In 2010, the ethanol industry used 40% of the corn crop, up from 10% in 2003. Aho said that use of corn to make ethanol is driving corn prices. When speaking about Washington politicians’ love affair with ethanol and their reluctance to remove tariffs, subsidies and mandates that favor ethanol over other uses for corn, Aho remarked, “We could have a serious world food crisis and that might finally change things.”
Current high levels of chicken production coupled with high grain and energy prices do not bode well for broiler producers.
“This could be a very difficult year with cutbacks, rationalization and consolidation,” Aho said.

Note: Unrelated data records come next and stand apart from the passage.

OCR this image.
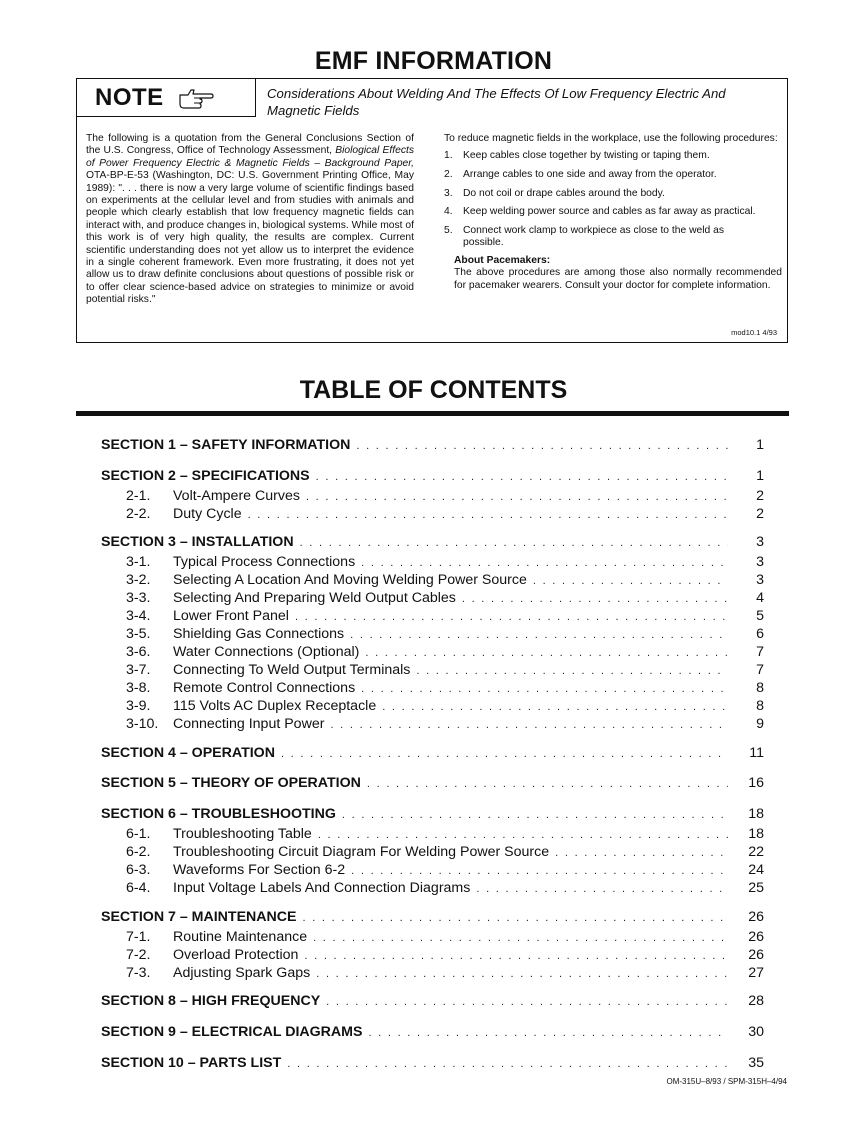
EMF INFORMATION
NOTE	Considerations About Welding And The Effects Of Low Frequency Electric And Magnetic Fields
The following is a quotation from the General Conclusions Section of the U.S. Congress, Office of Technology Assessment, Biological Effects of Power Frequency Electric & Magnetic Fields – Background Paper, OTA-BP-E-53 (Washington, DC: U.S. Government Printing Office, May 1989): ". . . there is now a very large volume of scientific findings based on experiments at the cellular level and from studies with animals and people which clearly establish that low frequency magnetic fields can interact with, and produce changes in, biological systems. While most of this work is of very high quality, the results are complex. Current scientific understanding does not yet allow us to interpret the evidence in a single coherent framework. Even more frustrating, it does not yet allow us to draw definite conclusions about questions of possible risk or to offer clear science-based advice on strategies to minimize or avoid potential risks."
To reduce magnetic fields in the workplace, use the following procedures:
1. Keep cables close together by twisting or taping them.
2. Arrange cables to one side and away from the operator.
3. Do not coil or drape cables around the body.
4. Keep welding power source and cables as far away as practical.
5. Connect work clamp to workpiece as close to the weld as possible.
About Pacemakers:
The above procedures are among those also normally recommended for pacemaker wearers. Consult your doctor for complete information.
mod10.1 4/93
TABLE OF CONTENTS
SECTION 1 – SAFETY INFORMATION . . .	1
SECTION 2 – SPECIFICATIONS . . .	1
2-1.	Volt-Ampere Curves . . .	2
2-2.	Duty Cycle . . .	2
SECTION 3 – INSTALLATION . . .	3
3-1.	Typical Process Connections . . .	3
3-2.	Selecting A Location And Moving Welding Power Source . . .	3
3-3.	Selecting And Preparing Weld Output Cables . . .	4
3-4.	Lower Front Panel . . .	5
3-5.	Shielding Gas Connections . . .	6
3-6.	Water Connections (Optional) . . .	7
3-7.	Connecting To Weld Output Terminals . . .	7
3-8.	Remote Control Connections . . .	8
3-9.	115 Volts AC Duplex Receptacle . . .	8
3-10.	Connecting Input Power . . .	9
SECTION 4 – OPERATION . . .	11
SECTION 5 – THEORY OF OPERATION . . .	16
SECTION 6 – TROUBLESHOOTING . . .	18
6-1.	Troubleshooting Table . . .	18
6-2.	Troubleshooting Circuit Diagram For Welding Power Source . . .	22
6-3.	Waveforms For Section 6-2 . . .	24
6-4.	Input Voltage Labels And Connection Diagrams . . .	25
SECTION 7 – MAINTENANCE . . .	26
7-1.	Routine Maintenance . . .	26
7-2.	Overload Protection . . .	26
7-3.	Adjusting Spark Gaps . . .	27
SECTION 8 – HIGH FREQUENCY . . .	28
SECTION 9 – ELECTRICAL DIAGRAMS . . .	30
SECTION 10 – PARTS LIST . . .	35
OM-315U–8/93 / SPM-315H–4/94
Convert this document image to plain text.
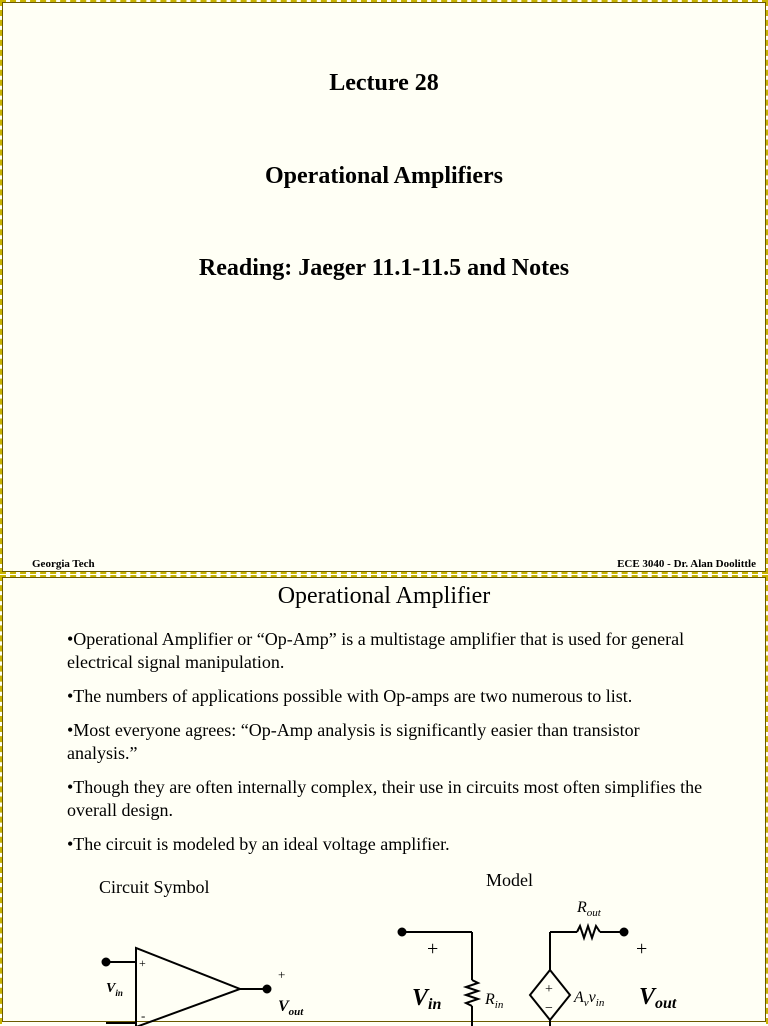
Lecture 28
Operational Amplifiers
Reading: Jaeger 11.1-11.5 and Notes
Georgia Tech	ECE 3040 - Dr. Alan Doolittle
Operational Amplifier

•Operational Amplifier or “Op-Amp” is a multistage amplifier that is used for general electrical signal manipulation.

•The numbers of applications possible with Op-amps are two numerous to list.

•Most everyone agrees: “Op-Amp analysis is significantly easier than transistor analysis.”

•Though they are often internally complex, their use in circuits most often simplifies the overall design.

•The circuit is modeled by an ideal voltage amplifier.

Circuit Symbol	Model
+
-
$V_{in}$
+
$V_{out}$
+
Vin	$R_{in}$
$R_{out}$
+
−
$A_vv_{in}$
+
Vout
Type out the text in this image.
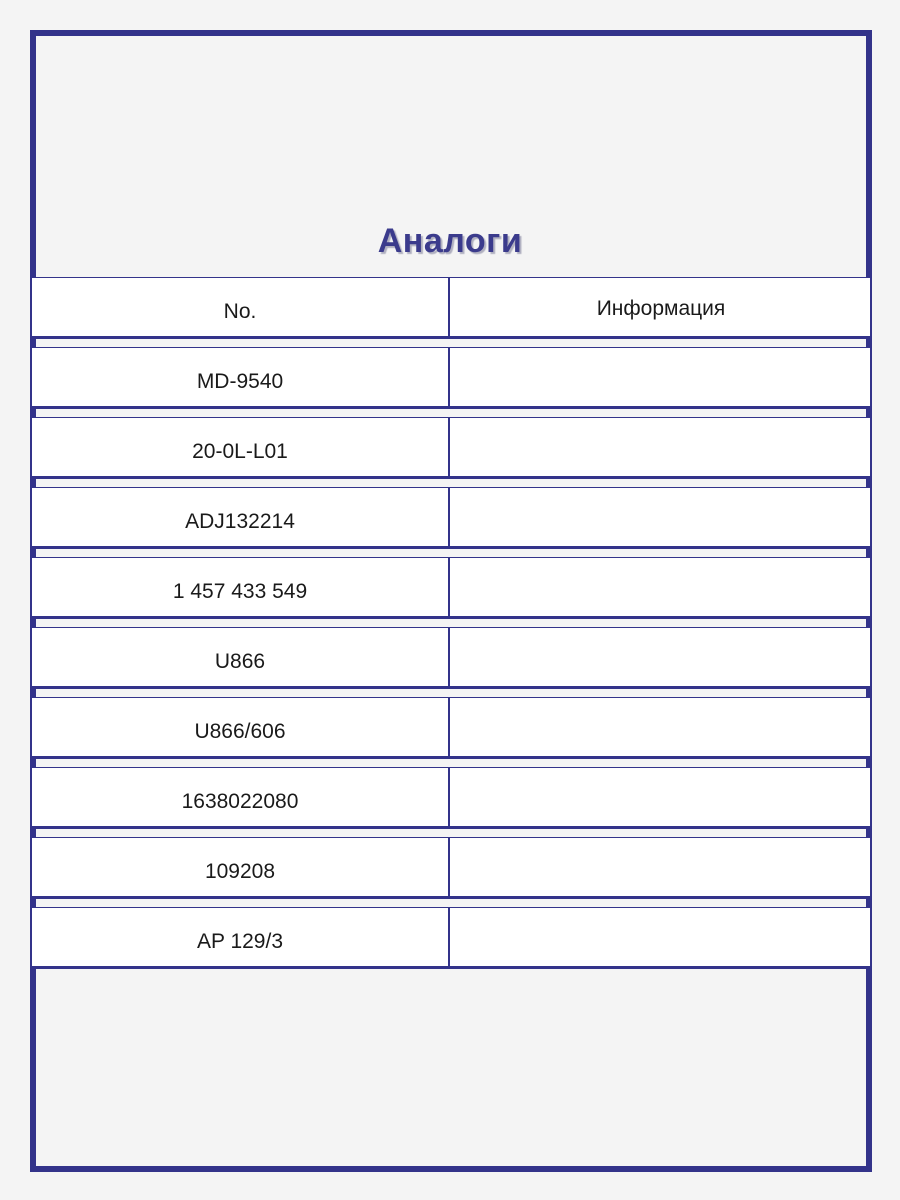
Аналоги
No.	Информация
MD-9540
20-0L-L01
ADJ132214
1 457 433 549
U866
U866/606
1638022080
109208
AP 129/3
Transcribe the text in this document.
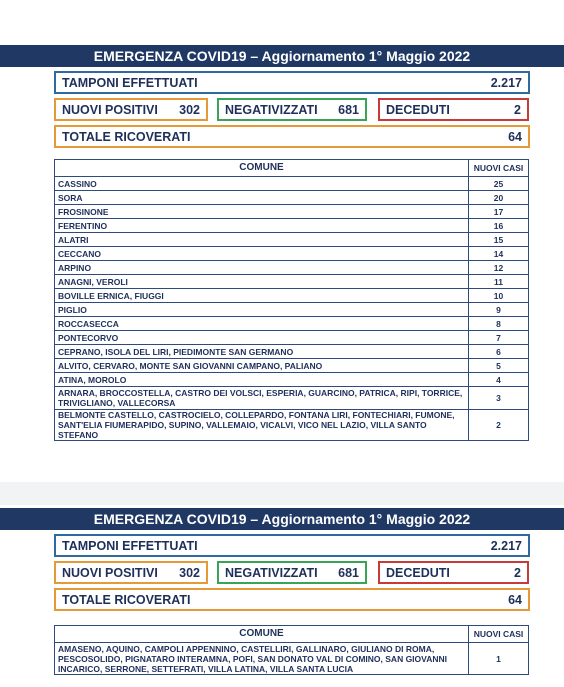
EMERGENZA COVID19 – Aggiornamento 1° Maggio 2022
TAMPONI EFFETTUATI	2.217
NUOVI POSITIVI 302 NEGATIVIZZATI 681 DECEDUTI	2
TOTALE RICOVERATI	64
COMUNE	NUOVI CASI
CASSINO	25
SORA	20
FROSINONE	17
FERENTINO	16
ALATRI	15
CECCANO	14
ARPINO	12
ANAGNI, VEROLI	11
BOVILLE ERNICA, FIUGGI	10
PIGLIO	9
ROCCASECCA	8
PONTECORVO	7
CEPRANO, ISOLA DEL LIRI, PIEDIMONTE SAN GERMANO	6
ALVITO, CERVARO, MONTE SAN GIOVANNI CAMPANO, PALIANO	5
ATINA, MOROLO	4
ARNARA, BROCCOSTELLA, CASTRO DEI VOLSCI, ESPERIA, GUARCINO, PATRICA, RIPI, TORRICE, TRIVIGLIANO, VALLECORSA	3
BELMONTE CASTELLO, CASTROCIELO, COLLEPARDO, FONTANA LIRI, FONTECHIARI, FUMONE, SANT'ELIA FIUMERAPIDO, SUPINO, VALLEMAIO, VICALVI, VICO NEL LAZIO, VILLA SANTO STEFANO	2
EMERGENZA COVID19 – Aggiornamento 1° Maggio 2022
TAMPONI EFFETTUATI	2.217
NUOVI POSITIVI 302 NEGATIVIZZATI 681 DECEDUTI	2
TOTALE RICOVERATI	64
COMUNE	NUOVI CASI
AMASENO, AQUINO, CAMPOLI APPENNINO, CASTELLIRI, GALLINARO, GIULIANO DI ROMA, PESCOSOLIDO, PIGNATARO INTERAMNA, POFI, SAN DONATO VAL DI COMINO, SAN GIOVANNI INCARICO, SERRONE, SETTEFRATI, VILLA LATINA, VILLA SANTA LUCIA	1
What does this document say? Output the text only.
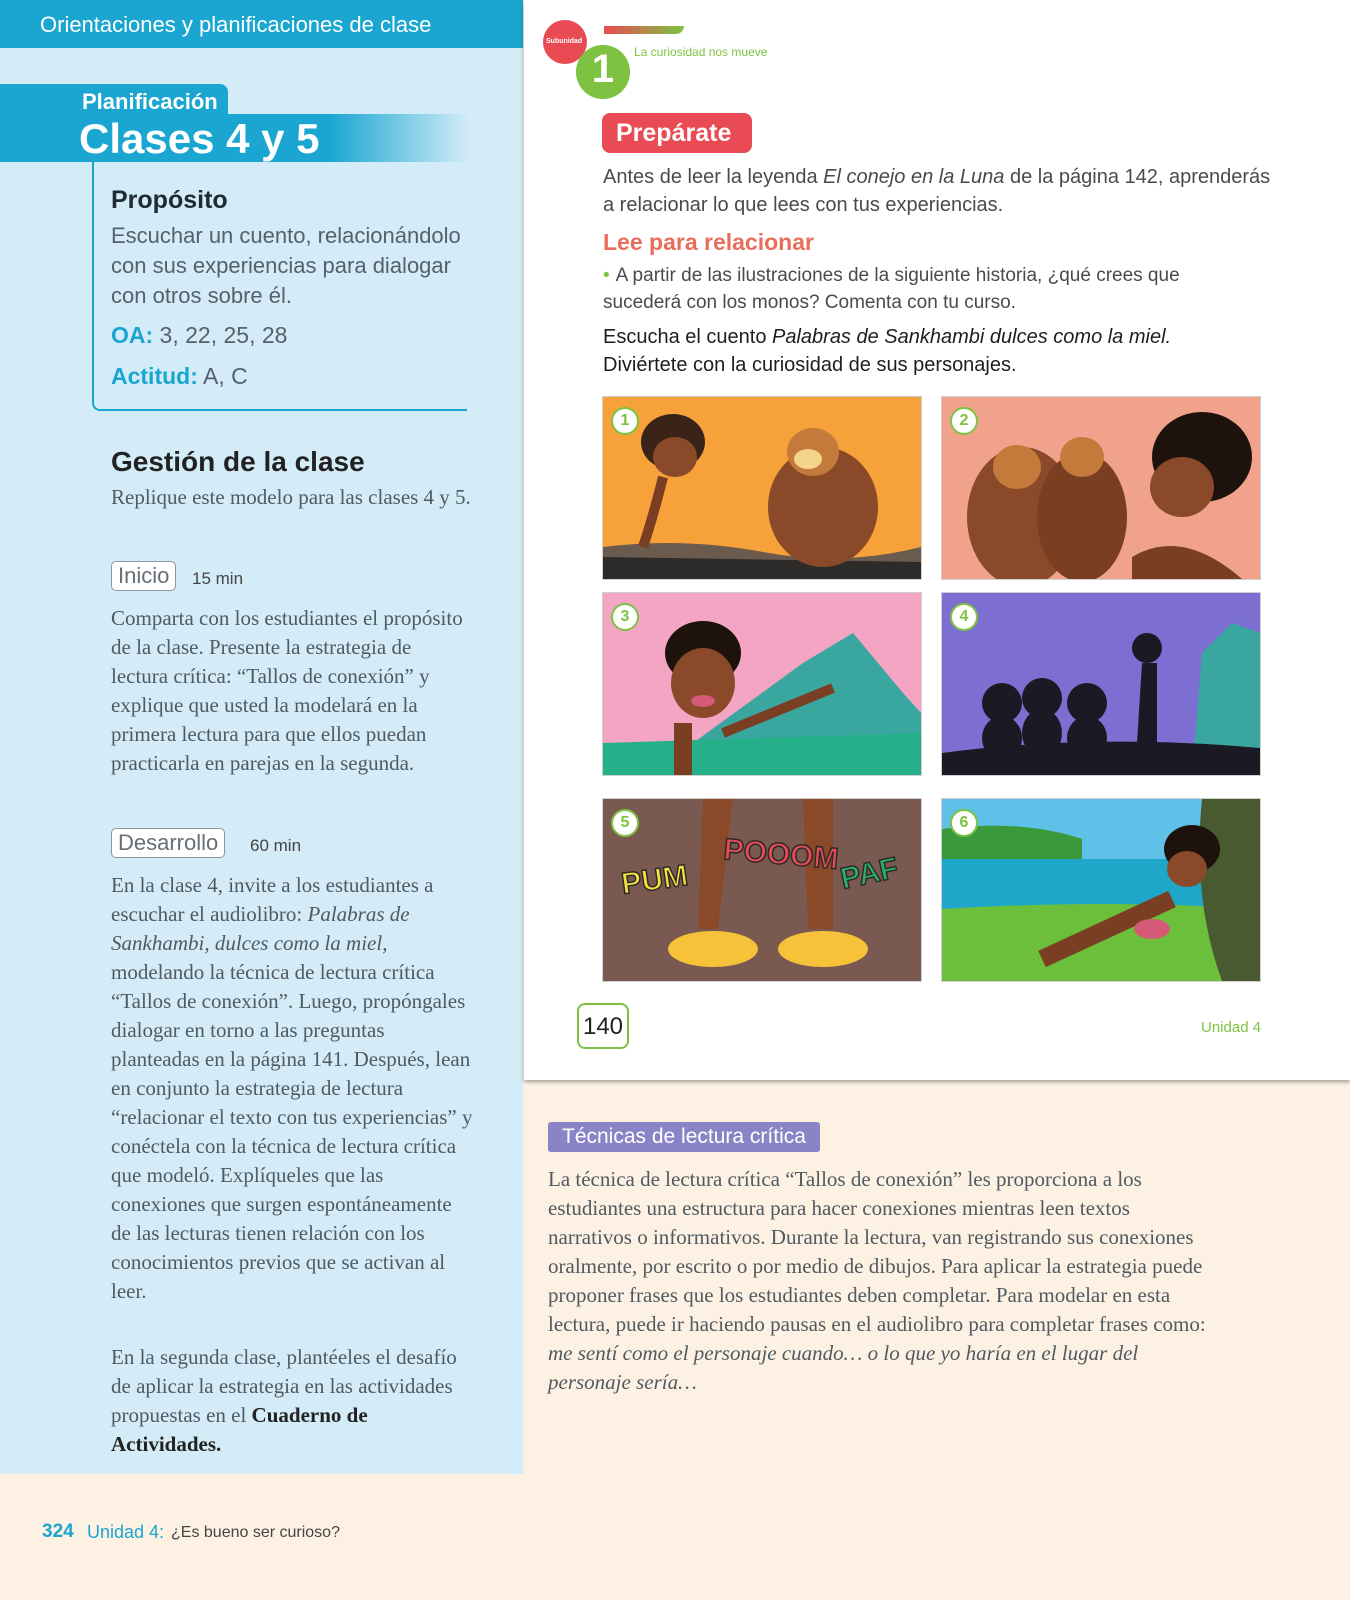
Orientaciones y planificaciones de clase
Planificación
Clases 4 y 5
Propósito
Escuchar un cuento, relacionándolo con sus experiencias para dialogar con otros sobre él.
OA: 3, 22, 25, 28
Actitud: A, C
Gestión de la clase
Replique este modelo para las clases 4 y 5.
Inicio	15 min
Comparta con los estudiantes el propósito de la clase. Presente la estrategia de lectura crítica: “Tallos de conexión” y explique que usted la modelará en la primera lectura para que ellos puedan practicarla en parejas en la segunda.
Desarrollo	60 min
En la clase 4, invite a los estudiantes a escuchar el audiolibro: Palabras de Sankhambi, dulces como la miel, modelando la técnica de lectura crítica “Tallos de conexión”. Luego, propóngales dialogar en torno a las preguntas planteadas en la página 141. Después, lean en conjunto la estrategia de lectura “relacionar el texto con tus experiencias” y conéctela con la técnica de lectura crítica que modeló. Explíqueles que las conexiones que surgen espontáneamente de las lecturas tienen relación con los conocimientos previos que se activan al leer.
En la segunda clase, plantéeles el desafío de aplicar la estrategia en las actividades propuestas en el Cuaderno de Actividades.
324 Unidad 4: ¿Es bueno ser curioso?
Subunidad
1	La curiosidad nos mueve
Prepárate
Antes de leer la leyenda El conejo en la Luna de la página 142, aprenderás a relacionar lo que lees con tus experiencias.
Lee para relacionar
• A partir de las ilustraciones de la siguiente historia, ¿qué crees que sucederá con los monos? Comenta con tu curso.
Escucha el cuento Palabras de Sankhambi dulces como la miel.
Diviértete con la curiosidad de sus personajes.
1	2
3	4
PUM
POOOM
PAF
5	6
140	Unidad 4
Técnicas de lectura crítica
La técnica de lectura crítica “Tallos de conexión” les proporciona a los estudiantes una estructura para hacer conexiones mientras leen textos narrativos o informativos. Durante la lectura, van registrando sus conexiones oralmente, por escrito o por medio de dibujos. Para aplicar la estrategia puede proponer frases que los estudiantes deben completar. Para modelar en esta lectura, puede ir haciendo pausas en el audiolibro para completar frases como: me sentí como el personaje cuando… o lo que yo haría en el lugar del personaje sería…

Mike Donohue, vice-president, Agri Stats Inc., stated, “2008 was the worst year financially for the U.S. broiler industry that most people have ever seen.”
The industry’s response in 2008 was a 5% to 6% reduction in pounds produced. Donohue commented the broiler industry is currently at record high weekly slaughter volumes.
The Agri Stats industry average cost per bushel of corn was $6.25 in the first week of January this year, according to Donohue. He expects corn to be $7.00 to $7.25 per bushel for March and be up to $7.30 per bushel by May.
“We are at a crisis in availability and costs for feedstuffs,” he remarked. The industry average weight for “big” broilers went over 8 pounds per bird for the first time last fall. Big chickens continue to gain ground in production efficiency. But, Donohue said that $7.00 to $7.50 per bushel corn will cause companies to start dropping weights in their big bird programs.